If you keep your eyes and ears open, you should know that security breaches resulting in leaks of private information of thousands and sometimes millions of people happen all the time. It’s inescapable, even if you limit your scope to just huge scandals like a recent Facebook debacle. But smaller leaks and hacks happen just as often — we just don’t hear about them that much. That is why website security should be one of your primary concerns no matter what kind of website you run, even if you don’t believe your site has anything worth being hacked for. The truth is, most websites get hacked not because hackers want to steal someone’s data but to, for example, set up a temporary web server to serve illegal files or use it as a relay for spam. Or to use it as a part of a botnet for DDoS attacks. Or to mine bitcoins. Possibilities are endless, and none of them are particularly pleasant for the site owner — and the stakes get much higher if you actually handle sensitive information about your clients.
What is most important, having airtight security and being known for it means that your customers won’t hesitate to buy from you, provide their personal information, subscribe to your newsletters, and so on. The slightest suspicion that your website security has been compromised can lead to mass exodus of clients, and it will be extremely difficult to lure them back.
Here are some website security tips and solutions that can help both you and your customers sleep soundly.
1. Keep all your software up to date
It may sound obvious, but you will be amazed how many websites, even those run by giant companies, use obsolete software that makes them highly vulnerable to potential attacks. If you don’t turn updating your software and replacing old versions into a habit, you may put it off indefinitely and eventually get a wake-up call already in the form of compromised security.
It concerns both the operating system used by your server and all the software used on your website (for example, SMS or forum). The majority of software providers use mailing lists to report any security issues with their products and will notify you about updates when they roll them out. Make sure to check them often and apply without delays.
2. Use a reliable website builder
Using a well-reputed and flexible website builder both removes many potential problems with your website’s design and sends your customers a signal that their data is completely secure with you. The more prominent among them are perceived as a standard of quality in respects of security, and being associated with them will already greatly alleviate a potential customer’s misgivings.
3. Minimize your error messages
Even something as simple as an error message can easily be used for hacking purposes if the website owner is careless enough. Make sure you keep them to a minimum and don’t let them leak confidential information (for example, passwords or API keys). Don’t give full exception details because they provide information about the structure of your code and make other, more complex attacks much easier and more likely to succeed. Show your users the bare minimum of information they have to know and keep the details safely in your logs.
4. Enforce strict password policies
It is dumbfounding how many people in 2018 are still using passwords in the vein of “12345” or “password,” despite hearing time and again how easy it is to break it. Firstly, make sure that you use strong passwords for your server and website admin area; the Internet is rife with recommendations on how to generate strong but easy-to-remember passwords, so use them.
Second, you should motivate (and, if necessary, strong-arm) your users to do the same. At the very least, you should enforce passwords that are at least eight symbols long, contain both uppercase and lowercase letters, figures, and special symbols.
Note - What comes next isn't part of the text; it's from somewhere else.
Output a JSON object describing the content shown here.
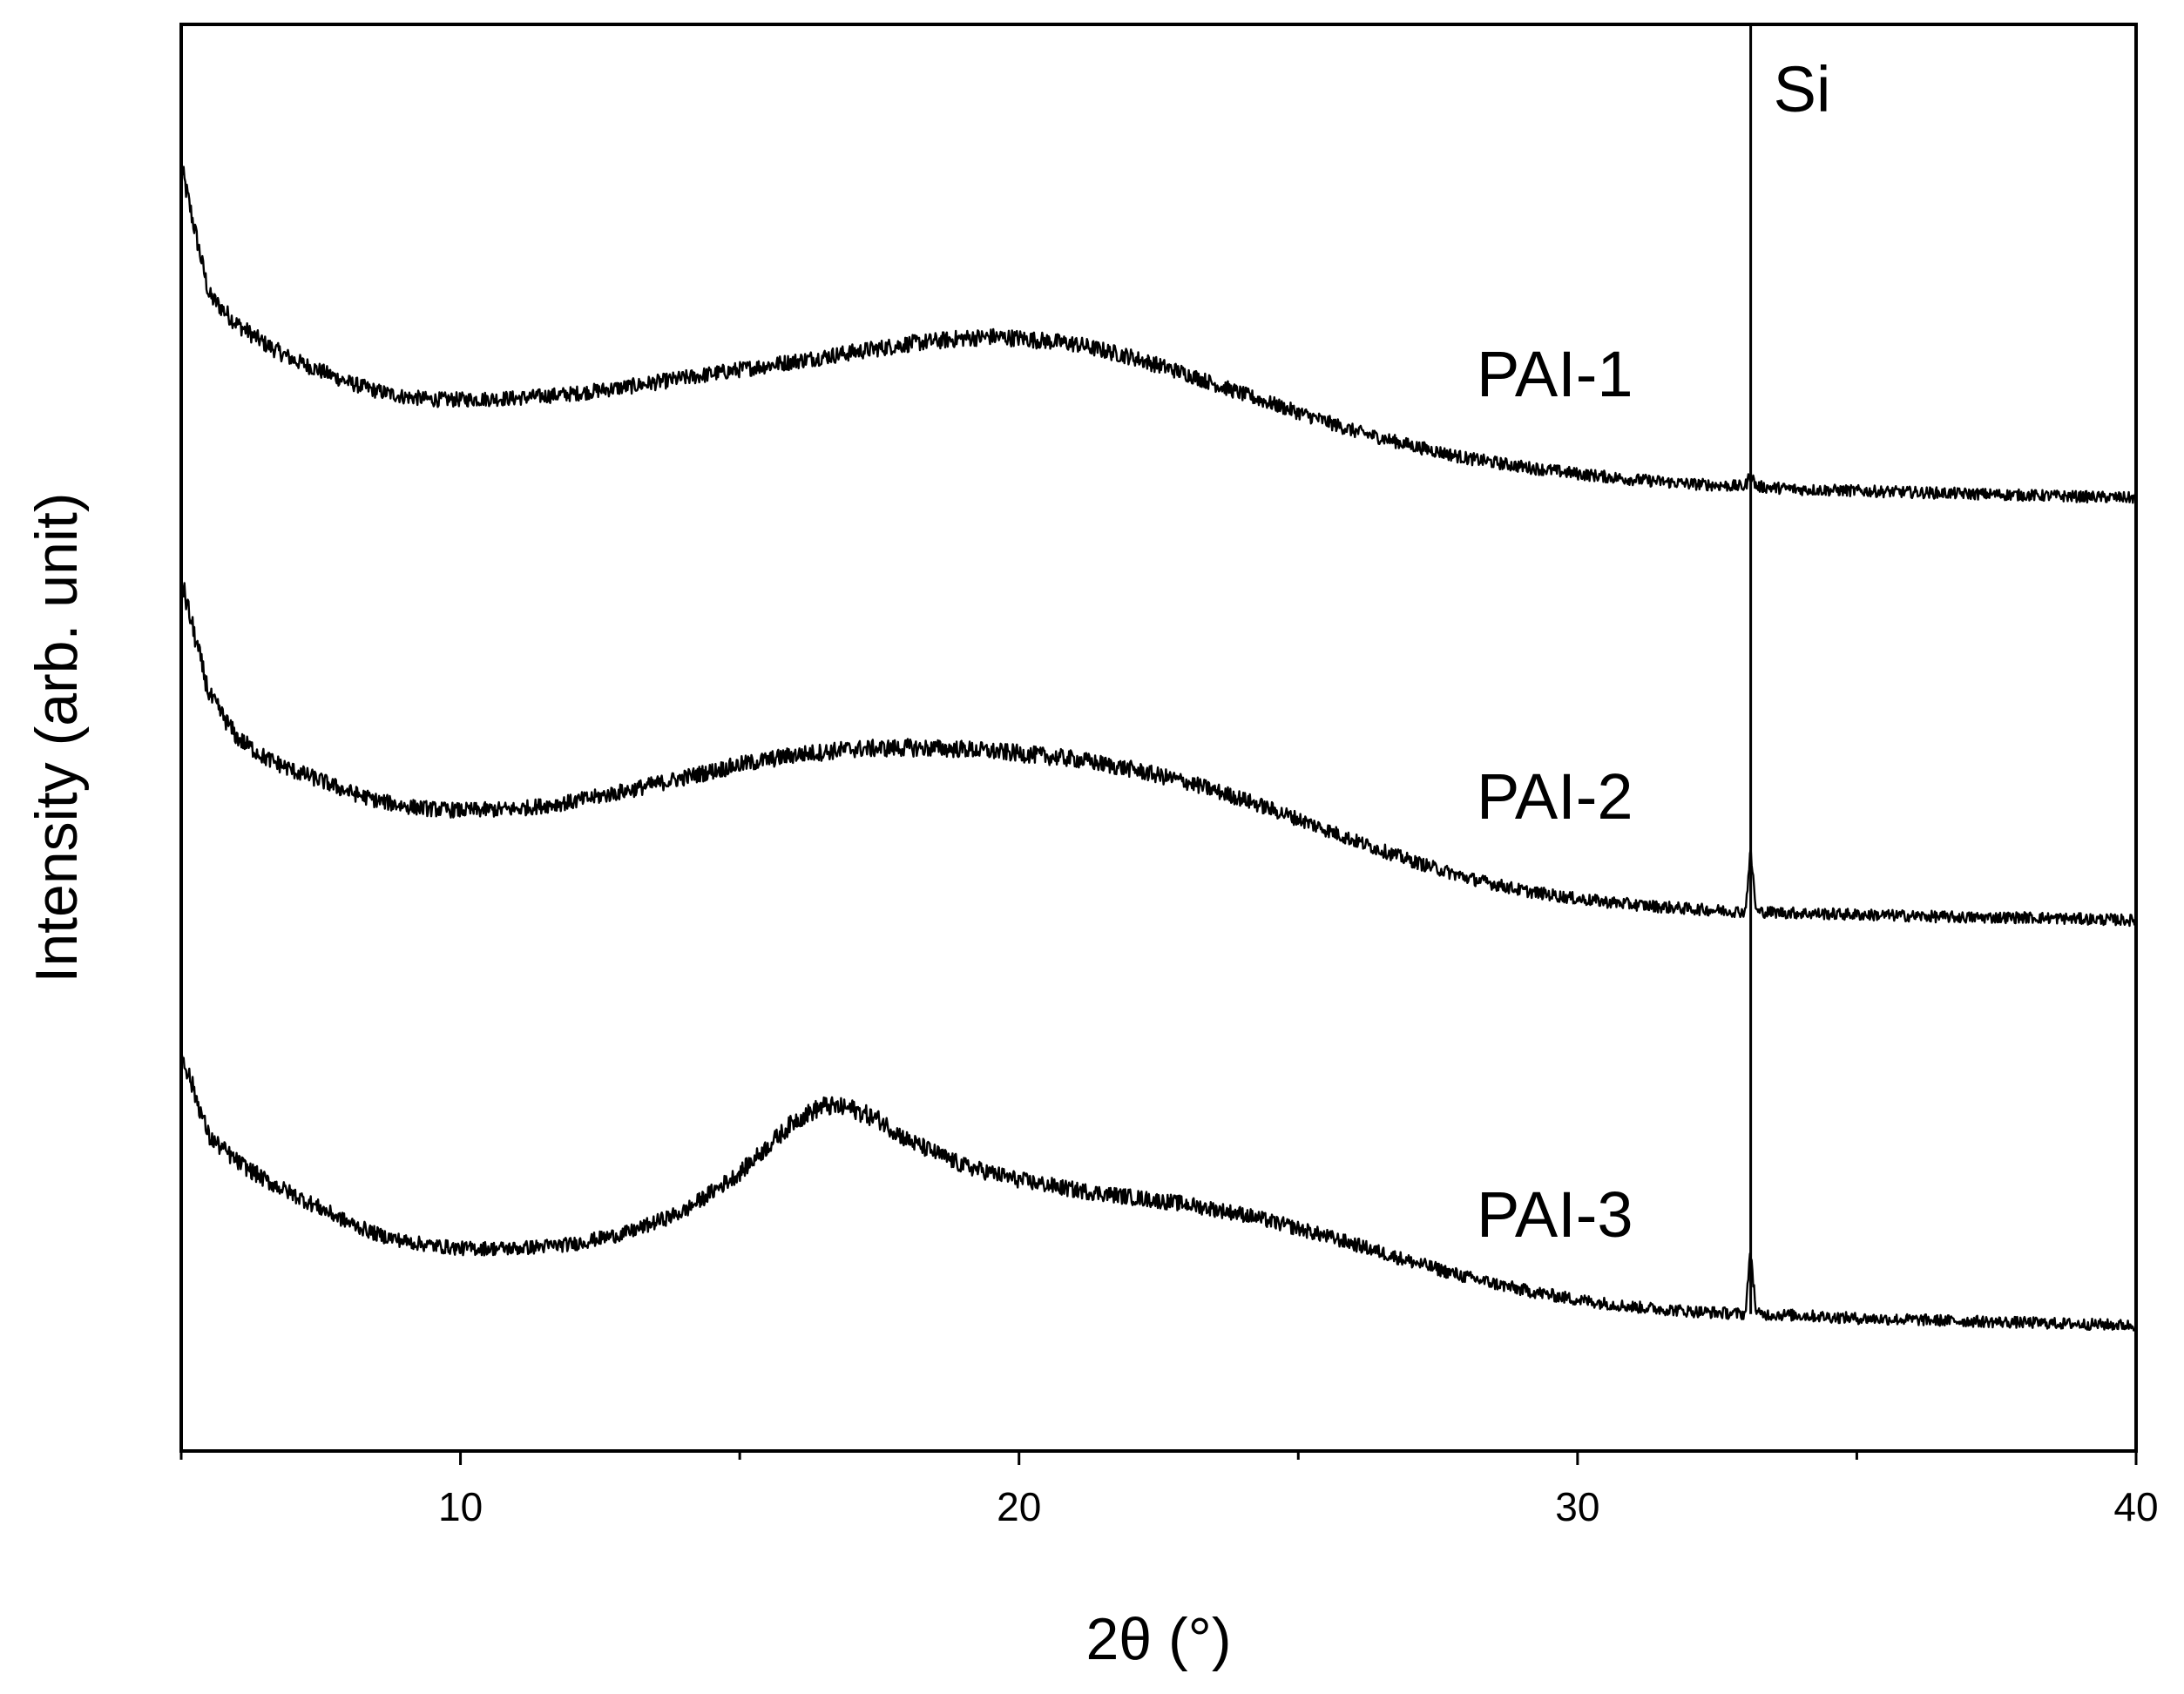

It may seem like a hassle for them at first, but they will thank you the next time they hear about yet another security breach.
Third, passwords should be stored in encrypted form, preferably with the use of a hashing algorithm. Even if somebody manages to steal hashed passwords, it can limit the damage as it is impossible to decrypt them.
5. Use HTTPS
HTTPS protocol guarantees to your users that they deal exactly with the website they expect and that nothing they send to it can be intercepted by third parties. If your website presupposes handling private data of your customers, you should strongly consider only using HTTPS for these purposes; otherwise, both your website security will be compromised, and your more tech-savvy customers may decide to avoid you because you don’t seem too eager to protect their data.
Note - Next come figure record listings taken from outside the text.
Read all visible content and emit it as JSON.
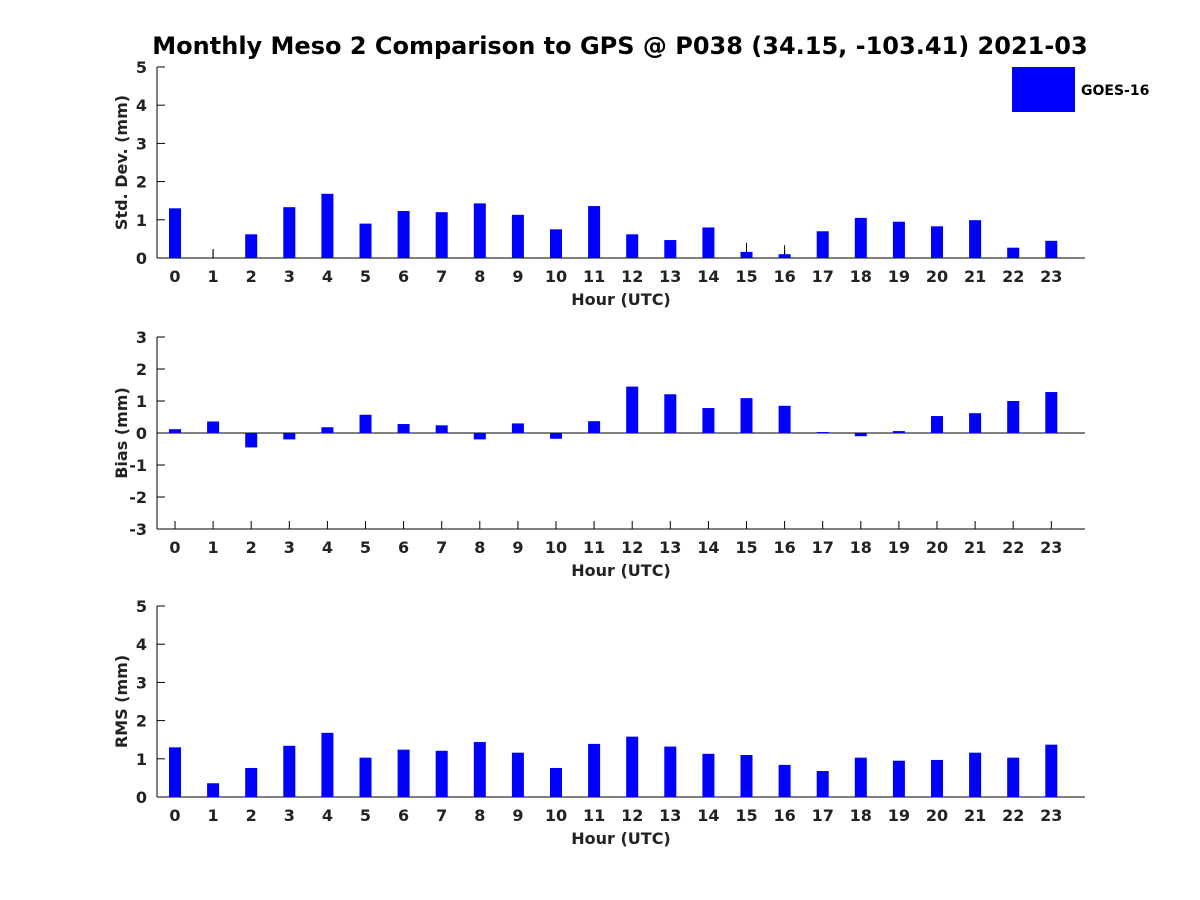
{
  "figure": {
    "title": "Monthly Meso 2 Comparison to GPS @ P038 (34.15, -103.41) 2021-03"
  },
  "legend": {
    "label": "GOES-16",
    "placement": "top-right",
    "color": "#0000ff"
  },
  "chart_data": [
    {
      "type": "bar",
      "xlabel": "Hour (UTC)",
      "ylabel": "Std. Dev. (mm)",
      "ylim": [
        0,
        5
      ],
      "yticks": [
        "0",
        "1",
        "2",
        "3",
        "4",
        "5"
      ],
      "categories": [
        "0",
        "1",
        "2",
        "3",
        "4",
        "5",
        "6",
        "7",
        "8",
        "9",
        "10",
        "11",
        "12",
        "13",
        "14",
        "15",
        "16",
        "17",
        "18",
        "19",
        "20",
        "21",
        "22",
        "23"
      ],
      "series": [
        {
          "name": "GOES-16",
          "color": "#0000ff",
          "values": [
            1.3,
            0.0,
            0.62,
            1.33,
            1.68,
            0.9,
            1.23,
            1.2,
            1.43,
            1.13,
            0.75,
            1.36,
            0.62,
            0.47,
            0.8,
            0.16,
            0.1,
            0.7,
            1.05,
            0.95,
            0.83,
            0.99,
            0.27,
            0.45
          ]
        }
      ],
      "error_caps": [
        1,
        15,
        16
      ]
    },
    {
      "type": "bar",
      "xlabel": "Hour (UTC)",
      "ylabel": "Bias (mm)",
      "ylim": [
        -3,
        3
      ],
      "yticks": [
        "-3",
        "-2",
        "-1",
        "0",
        "1",
        "2",
        "3"
      ],
      "categories": [
        "0",
        "1",
        "2",
        "3",
        "4",
        "5",
        "6",
        "7",
        "8",
        "9",
        "10",
        "11",
        "12",
        "13",
        "14",
        "15",
        "16",
        "17",
        "18",
        "19",
        "20",
        "21",
        "22",
        "23"
      ],
      "series": [
        {
          "name": "GOES-16",
          "color": "#0000ff",
          "values": [
            0.12,
            0.36,
            -0.45,
            -0.2,
            0.18,
            0.57,
            0.28,
            0.24,
            -0.2,
            0.3,
            -0.18,
            0.37,
            1.45,
            1.21,
            0.78,
            1.09,
            0.85,
            0.03,
            -0.1,
            0.06,
            0.53,
            0.62,
            1.0,
            1.28
          ]
        }
      ],
      "error_caps": []
    },
    {
      "type": "bar",
      "xlabel": "Hour (UTC)",
      "ylabel": "RMS (mm)",
      "ylim": [
        0,
        5
      ],
      "yticks": [
        "0",
        "1",
        "2",
        "3",
        "4",
        "5"
      ],
      "categories": [
        "0",
        "1",
        "2",
        "3",
        "4",
        "5",
        "6",
        "7",
        "8",
        "9",
        "10",
        "11",
        "12",
        "13",
        "14",
        "15",
        "16",
        "17",
        "18",
        "19",
        "20",
        "21",
        "22",
        "23"
      ],
      "series": [
        {
          "name": "GOES-16",
          "color": "#0000ff",
          "values": [
            1.3,
            0.36,
            0.76,
            1.34,
            1.68,
            1.03,
            1.24,
            1.21,
            1.44,
            1.16,
            0.76,
            1.39,
            1.58,
            1.32,
            1.13,
            1.1,
            0.84,
            0.68,
            1.03,
            0.95,
            0.97,
            1.16,
            1.03,
            1.37
          ]
        }
      ],
      "error_caps": []
    }
  ]
}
6. Test your website security often
You can find many security tools to help you test your website for penetration, both free and commercial ones. The way they work is mostly similar to the approaches commonly used by hackers — they test all known exploits and imitate attacks that can actually be used to compromise your website. As a result, you will be able to see not just if your website can be successfully attacked, but the exact method of attack you have to protect against.
7. Be wary of file uploads
Giving users an opportunity to upload files to your server is a big security risk because they may contain scripts that can be executed to cause immeasurable harm to your website. Checking file extensions won’t help — they can easily be faked. Even image files uploaded to a comment section can contain a malicious code that harbors a harmful script. Ideally, you shouldn’t allow uploading altogether. Or at least prevent direct access to uploaded files by keeping them outside of webroot.
These tips aren’t comprehensive nor will they guarantee 100 percent security of your website — but if you follow them, you will already do much more to ensure the safety of your site and your clients than many other businesses.